Der Reihe nach: Der Zusammenzug der Verwaltung ist seit Jahren ein Thema in Brugg. Direkt vor der Altstadt – zwischen Schulthess-Allee und Annerstrasse – möchte der Stadtrat nun einen Neubau realisieren für eine zentrale Verwaltung mit Stadtbüro sowie für Verkaufsflächen, Büros und rund 55 Wohnungen. In der bestehenden, denkmalgeschützten «Alten Post» an der Spitze sollen unter anderem Besprechungsräume eingerichtet werden. Mit diesem Altbau verbunden wird der geplante Verwaltungsneubau über eine verglaste Treppenhalle.

1541 Unterschriften überreicht

Gegen die Pläne wehrt sich eine Initiativgruppe. Ihre «Petition für eine massvolle bauliche Entwicklung der Brugger Innenstadt» ist auf breite Unterstützung gestossen. Ende Juni konnten der Stadt insgesamt 1541 Unterschriften überreicht werden (die AZ berichtete). Das «äusserst überdimensionierte» Bauvorhaben, so die Initiativgruppe, nehme keine Rücksicht auf die bestehenden kunst- und kulturhistorisch wertvollen Bauten «Müller-Haus», «Alte Schmitte» sowie «Kupper-Haus». Diese seien im Inventar der schützenswerten Ortsbilder der Schweiz aufgeführt und dürften nicht ohne weiteres abgebrochen werden, hält die Initiativgruppe fest.

Der Stadtrat dagegen will auf den Erhalt der Liegenschaften «Alte Schmitte» sowie «Müller-Haus» verzichten, gemäss Planungsbericht «zugunsten einer klareren städtebaulichen Gesamtlösung».

«Alte Post» steht unter Schutz

Das hinter der «Alten Post» liegende Gebiet sei für die städtebauliche Geschichte von Brugg zwar relevant, führt die Kantonale Denkmalpflege aus. Die einzelnen Gebäude allerdings besitzen nicht den Stellenwert von kantonalen Schutzobjekten. Anders ausgedrückt: «Somit ist für die Planung und die Entwicklung – aber auch für allfällige Unterschutzstellungen – die Gemeinde zuständig.» Sie entscheidet, fährt die Kantonale Denkmalpflege fort, ob die Gebäude den Status als kommunale Substanzschutzobjekte erhalten – selbstverständlich unter verschiedenen Interessensabwägungen sowie unter Einbezug des Inventars der schützenswerten Ortsbilder der Schweiz, das die Altstadt von Brugg als von nationaler Bedeutung einstuft.

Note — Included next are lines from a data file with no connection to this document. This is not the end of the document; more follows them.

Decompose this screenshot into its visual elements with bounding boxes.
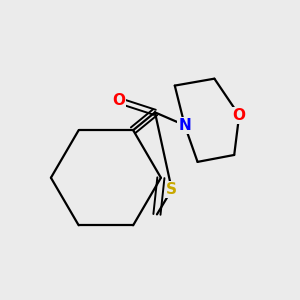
Text: O: O [233,108,246,123]
Text: S: S [166,182,177,197]
Text: O: O [112,93,125,108]
Text: N: N [178,118,191,133]
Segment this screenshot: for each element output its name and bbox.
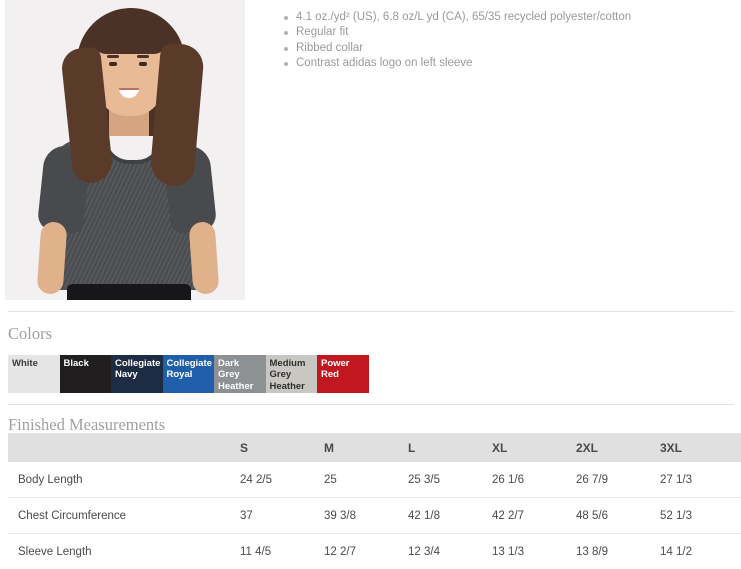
- feature-text: Contrast adidas logo on left sleeve: [296, 57, 472, 69]
- model-arm-left: [37, 221, 68, 295]
- color-swatch-row: White Black Collegiate Navy Collegiate Roya…: [8, 355, 369, 393]
- product-image[interactable]: [5, 0, 245, 300]
- table-col-header-size: M: [324, 433, 408, 462]
- colors-section-divider: [8, 311, 734, 312]
- feature-text: Ribbed collar: [296, 42, 363, 54]
- bullet-icon: [284, 31, 288, 35]
- measurement-value: 42 2/7: [492, 498, 576, 534]
- model-eyebrow-left: [107, 55, 119, 58]
- measurement-value: 27 1/3: [660, 462, 741, 498]
- color-swatch[interactable]: Black: [60, 355, 112, 393]
- color-swatch[interactable]: Collegiate Navy: [111, 355, 163, 393]
- measurement-value: 39 3/8: [324, 498, 408, 534]
- color-swatch-label: Medium Grey Heather: [270, 358, 306, 392]
- table-col-header-blank: [8, 433, 240, 462]
- measurement-row-label: Chest Circumference: [8, 498, 240, 534]
- table-col-header-size: S: [240, 433, 324, 462]
- measurement-value: 25: [324, 462, 408, 498]
- model-pants: [67, 284, 191, 300]
- measurement-value: 26 1/6: [492, 462, 576, 498]
- color-swatch[interactable]: Collegiate Royal: [163, 355, 215, 393]
- measurement-value: 48 5/6: [576, 498, 660, 534]
- color-swatch-label: Black: [64, 358, 89, 369]
- measurement-value: 25 3/5: [408, 462, 492, 498]
- measurement-value: 42 1/8: [408, 498, 492, 534]
- table-col-header-size: L: [408, 433, 492, 462]
- model-eye-left: [109, 62, 117, 66]
- color-swatch[interactable]: Power Red: [317, 355, 369, 393]
- table-col-header-size: XL: [492, 433, 576, 462]
- color-swatch-label: Power Red: [321, 358, 350, 380]
- measurement-value: 37: [240, 498, 324, 534]
- feature-text: 4.1 oz./yd² (US), 6.8 oz/L yd (CA), 65/3…: [296, 11, 631, 23]
- color-swatch[interactable]: Medium Grey Heather: [266, 355, 318, 393]
- table-col-header-size: 3XL: [660, 433, 741, 462]
- color-swatch-label: Collegiate Navy: [115, 358, 160, 380]
- measurement-value: 26 7/9: [576, 462, 660, 498]
- measurement-row-label: Body Length: [8, 462, 240, 498]
- table-col-header-size: 2XL: [576, 433, 660, 462]
- measurement-value: 52 1/3: [660, 498, 741, 534]
- model-eyebrow-right: [137, 55, 149, 58]
- measurements-heading: Finished Measurements: [8, 415, 165, 435]
- feature-item: Regular fit: [283, 25, 733, 40]
- color-swatch-label: Collegiate Royal: [167, 358, 212, 380]
- color-swatch-label: Dark Grey Heather: [218, 358, 253, 392]
- bullet-icon: [284, 47, 288, 51]
- feature-item: Contrast adidas logo on left sleeve: [283, 56, 733, 71]
- product-overview-section: 4.1 oz./yd² (US), 6.8 oz/L yd (CA), 65/3…: [0, 0, 741, 303]
- color-swatch-label: White: [12, 358, 38, 369]
- product-feature-list: 4.1 oz./yd² (US), 6.8 oz/L yd (CA), 65/3…: [283, 10, 733, 72]
- measurement-value: 24 2/5: [240, 462, 324, 498]
- feature-text: Regular fit: [296, 26, 348, 38]
- model-arm-right: [189, 221, 220, 295]
- bullet-icon: [284, 62, 288, 66]
- feature-item: Ribbed collar: [283, 41, 733, 56]
- measurements-section-divider: [8, 404, 734, 405]
- color-swatch[interactable]: White: [8, 355, 60, 393]
- colors-heading: Colors: [8, 324, 52, 344]
- bullet-icon: [284, 16, 288, 20]
- model-eye-right: [139, 62, 147, 66]
- color-swatch[interactable]: Dark Grey Heather: [214, 355, 266, 393]
- model-hair-fringe: [93, 20, 167, 54]
- feature-item: 4.1 oz./yd² (US), 6.8 oz/L yd (CA), 65/3…: [283, 10, 733, 25]
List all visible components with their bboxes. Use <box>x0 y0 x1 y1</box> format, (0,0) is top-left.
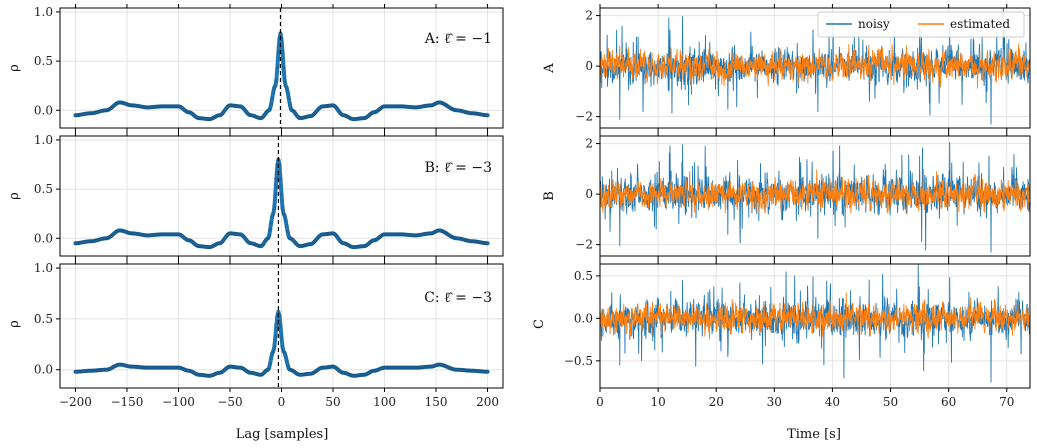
signal-panel-a: −2 0 2 A noisy estimated <box>542 4 1031 132</box>
corr-c-ytick-label-2: 1.0 <box>34 261 53 275</box>
corr-c-xtick-label-6: 100 <box>373 395 396 409</box>
corr-a-series-group <box>73 8 490 128</box>
signal-b-ytick-label-0: −2 <box>575 238 593 252</box>
signal-c-ylabel: C <box>532 319 547 329</box>
signal-c-ytick-label-1: 0.0 <box>574 311 593 325</box>
signal-c-xtick-label-3: 30 <box>767 395 782 409</box>
corr-a-ylabel: ρ <box>7 64 22 72</box>
corr-b-series-group <box>73 136 490 256</box>
signal-b-plot-area: −2 0 2 <box>575 132 1031 260</box>
signal-c-plot-area: 0 10 20 30 40 50 60 70 −0.5 0.0 0.5 <box>564 260 1031 409</box>
corr-b-ytick-label-1: 0.5 <box>34 182 53 196</box>
signal-xlabel: Time [s] <box>787 427 841 442</box>
corr-b-plot-area: 0.0 0.5 1.0 <box>34 132 504 260</box>
corr-a-ytick-label-2: 1.0 <box>34 5 53 19</box>
signal-c-xtick-label-1: 10 <box>650 395 665 409</box>
corr-b-ytick-label-2: 1.0 <box>34 133 53 147</box>
signal-b-series-group <box>600 141 1030 253</box>
legend-estimated-label: estimated <box>950 17 1010 31</box>
signal-a-estimated-line <box>600 43 1030 89</box>
corr-c-ytick-label-1: 0.5 <box>34 312 53 326</box>
signal-c-frame <box>599 263 1031 389</box>
corr-a-ytick-label-1: 0.5 <box>34 54 53 68</box>
corr-c-ylabel: ρ <box>7 320 22 328</box>
signal-panel-b: −2 0 2 B <box>542 132 1031 260</box>
corr-c-xtick-label-2: −100 <box>162 395 195 409</box>
signal-b-ytick-label-2: 2 <box>585 137 593 151</box>
corr-c-xtick-label-4: 0 <box>278 395 286 409</box>
signal-b-frame <box>599 135 1031 257</box>
signal-c-xtick-label-0: 0 <box>596 395 604 409</box>
corr-a-plot-area: 0.0 0.5 1.0 <box>34 4 504 132</box>
signal-b-ytick-label-1: 0 <box>585 187 593 201</box>
signal-a-ytick-label-1: 0 <box>585 59 593 73</box>
corr-c-xtick-label-5: 50 <box>325 395 340 409</box>
signal-c-xtick-label-6: 60 <box>941 395 956 409</box>
signal-c-ytick-label-2: 0.5 <box>574 269 593 283</box>
corr-panel-a: 0.0 0.5 1.0 ρ A: ℓ̂ = −1 <box>7 4 504 132</box>
signal-panel-c: 0 10 20 30 40 50 60 70 −0.5 0.0 0.5 C Time [s] <box>532 260 1031 442</box>
corr-c-xtick-label-1: −150 <box>110 395 143 409</box>
signal-a-ytick-label-2: 2 <box>585 9 593 23</box>
signal-c-xtick-label-2: 20 <box>709 395 724 409</box>
signal-a-series-group <box>600 8 1030 125</box>
signal-c-estimated-line <box>600 292 1030 340</box>
corr-c-plot-area: −200 −150 −100 −50 0 50 100 150 200 0.0 0.5 1.0 <box>34 260 504 409</box>
signal-a-frame <box>599 7 1031 129</box>
corr-c-annotation: C: ℓ̂ = −3 <box>424 290 492 306</box>
corr-a-ytick-label-0: 0.0 <box>34 103 53 117</box>
signal-c-ytick-label-0: −0.5 <box>564 354 593 368</box>
corr-xlabel: Lag [samples] <box>236 427 329 442</box>
corr-c-rho-markers <box>73 310 490 378</box>
signal-c-xtick-label-4: 40 <box>825 395 840 409</box>
corr-c-xtick-label-3: −50 <box>217 395 242 409</box>
corr-b-rho-markers <box>73 157 490 249</box>
signal-a-ytick-label-0: −2 <box>575 110 593 124</box>
corr-c-xtick-label-0: −200 <box>59 395 92 409</box>
signal-c-xtick-label-5: 50 <box>883 395 898 409</box>
legend-noisy-label: noisy <box>858 17 890 31</box>
signal-c-series-group <box>600 264 1030 383</box>
corr-panel-c: −200 −150 −100 −50 0 50 100 150 200 0.0 0.5 1.0 ρ C… <box>7 260 504 442</box>
corr-c-xtick-label-8: 200 <box>476 395 499 409</box>
corr-panel-b: 0.0 0.5 1.0 ρ B: ℓ̂ = −3 <box>7 132 504 260</box>
signal-b-estimated-line <box>600 168 1030 215</box>
corr-a-annotation: A: ℓ̂ = −1 <box>424 31 492 47</box>
corr-c-ytick-label-0: 0.0 <box>34 363 53 377</box>
signal-a-ylabel: A <box>542 63 557 74</box>
corr-b-annotation: B: ℓ̂ = −3 <box>425 160 492 176</box>
corr-c-xtick-label-7: 150 <box>425 395 448 409</box>
corr-b-ytick-label-0: 0.0 <box>34 231 53 245</box>
legend: noisy estimated <box>817 11 1025 38</box>
corr-c-series-group <box>73 264 490 388</box>
signal-b-ylabel: B <box>542 191 557 201</box>
corr-a-rho-markers <box>73 31 490 121</box>
corr-b-ylabel: ρ <box>7 192 22 200</box>
signal-c-xtick-label-7: 70 <box>999 395 1014 409</box>
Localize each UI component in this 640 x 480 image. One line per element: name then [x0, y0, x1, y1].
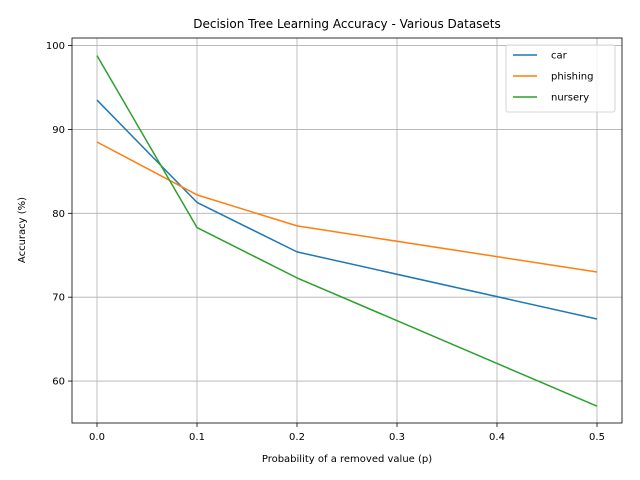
- x-tick-label: 0.3: [389, 432, 405, 443]
- legend-frame: [505, 44, 616, 113]
- series-lines: [96, 55, 598, 407]
- plot-area-frame: [71, 37, 623, 424]
- legend-label-car: car: [551, 51, 568, 62]
- y-tick-label: 70: [52, 293, 65, 304]
- y-tick-label: 80: [52, 209, 65, 220]
- y-axis-ticks: 60 70 80 90 100: [46, 41, 72, 388]
- series-line-nursery: [96, 55, 598, 407]
- x-tick-label: 0.1: [189, 432, 205, 443]
- x-tick-label: 0.4: [489, 432, 505, 443]
- legend-label-nursery: nursery: [551, 93, 589, 104]
- x-axis-label: Probability of a removed value (p): [262, 454, 432, 465]
- legend-label-phishing: phishing: [551, 72, 593, 83]
- y-tick-label: 100: [46, 41, 65, 52]
- x-axis-ticks: 0.0 0.1 0.2 0.3 0.4 0.5: [89, 423, 605, 443]
- x-tick-label: 0.0: [89, 432, 105, 443]
- y-axis-label: Accuracy (%): [17, 197, 28, 263]
- y-tick-label: 60: [52, 377, 65, 388]
- x-tick-label: 0.2: [289, 432, 305, 443]
- chart-title: Decision Tree Learning Accuracy - Variou…: [193, 17, 501, 31]
- series-line-phishing: [96, 141, 598, 273]
- x-tick-label: 0.5: [589, 432, 605, 443]
- series-line-car: [96, 99, 598, 320]
- y-tick-label: 90: [52, 125, 65, 136]
- legend: car phishing nursery: [505, 44, 616, 113]
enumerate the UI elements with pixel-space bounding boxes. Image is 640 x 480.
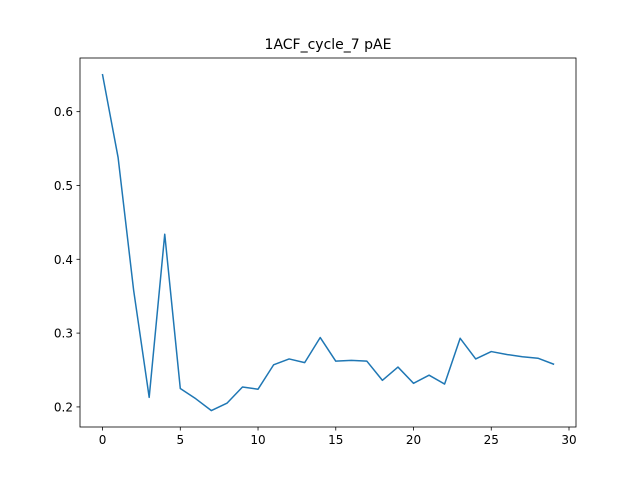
plot-area <box>80 58 576 427</box>
x-tick-label: 15 <box>328 433 343 447</box>
x-tick-label: 25 <box>484 433 499 447</box>
series-layer <box>101 73 555 412</box>
y-tick-label: 0.6 <box>54 105 73 119</box>
x-axis: 0 5 10 15 20 25 30 <box>99 427 577 447</box>
axes-frame <box>79 57 577 428</box>
chart-title: 1ACF_cycle_7 pAE <box>265 37 392 53</box>
x-tick-label: 10 <box>250 433 265 447</box>
x-tick-label: 20 <box>406 433 421 447</box>
x-tick-label: 0 <box>99 433 107 447</box>
y-tick-label: 0.2 <box>54 400 73 414</box>
y-tick-label: 0.3 <box>54 327 73 341</box>
x-tick-label: 5 <box>176 433 184 447</box>
x-tick-label: 30 <box>561 433 576 447</box>
series-line-0 <box>101 73 555 412</box>
y-axis: 0.2 0.3 0.4 0.5 0.6 <box>54 105 80 414</box>
y-tick-label: 0.4 <box>54 253 73 267</box>
y-tick-label: 0.5 <box>54 179 73 193</box>
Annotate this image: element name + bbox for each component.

Anders präsentiert sich die Ausgangslage beim Gebäude «Alte Post»: Dieses steht unter kantonalem Schutz. Als es vor bald 10 Jahren darum gegangen sei, die «Alte Post» abzureissen oder zu erhalten, sei klar geworden, dass die Liegenschaft den Status eines kantonalen Denkmalschutzobjekts habe, blickt die Kantonale Denkmalpflege zurück. «Dies, weil dem Gebäude eine grosse Bedeutung im kantonsinternen Vergleich attestiert werden kann.»

Als Spar- und Leihkasse gebaut

Zur Erinnerung: Damals fand eine intensive Auseinandersetzung statt. 2009 plante der Stadtrat, die Liegenschaft abzureissen und an der Stelle den Neubau für eine Stadtverwaltung zu erstellen. Eine Gruppierung um Titus Meier, Barbara Iten und Konrad Zehnder setzte sich für den Erhalt des Gebäudes ein und lancierte eine Petition. Ende November 2009 konnten dem damaligen Stadtammann Rolf Alder über 1100 Unterschriften übergeben werden. Anfang 2010 entschied der Regierungsrat, die «Alte Post» unter kantonalen Schutz zu stellen.

Erbaut wurde das Gebäude 1893/94 nach den Plänen der Badener Architekten Otto Dorer und Adolf Füchslin als städtische Spar- und Leihkasse. Die Post zog als Mieterin ein. Seit 1961 ist die Liegenschaft im Besitz der Stadt.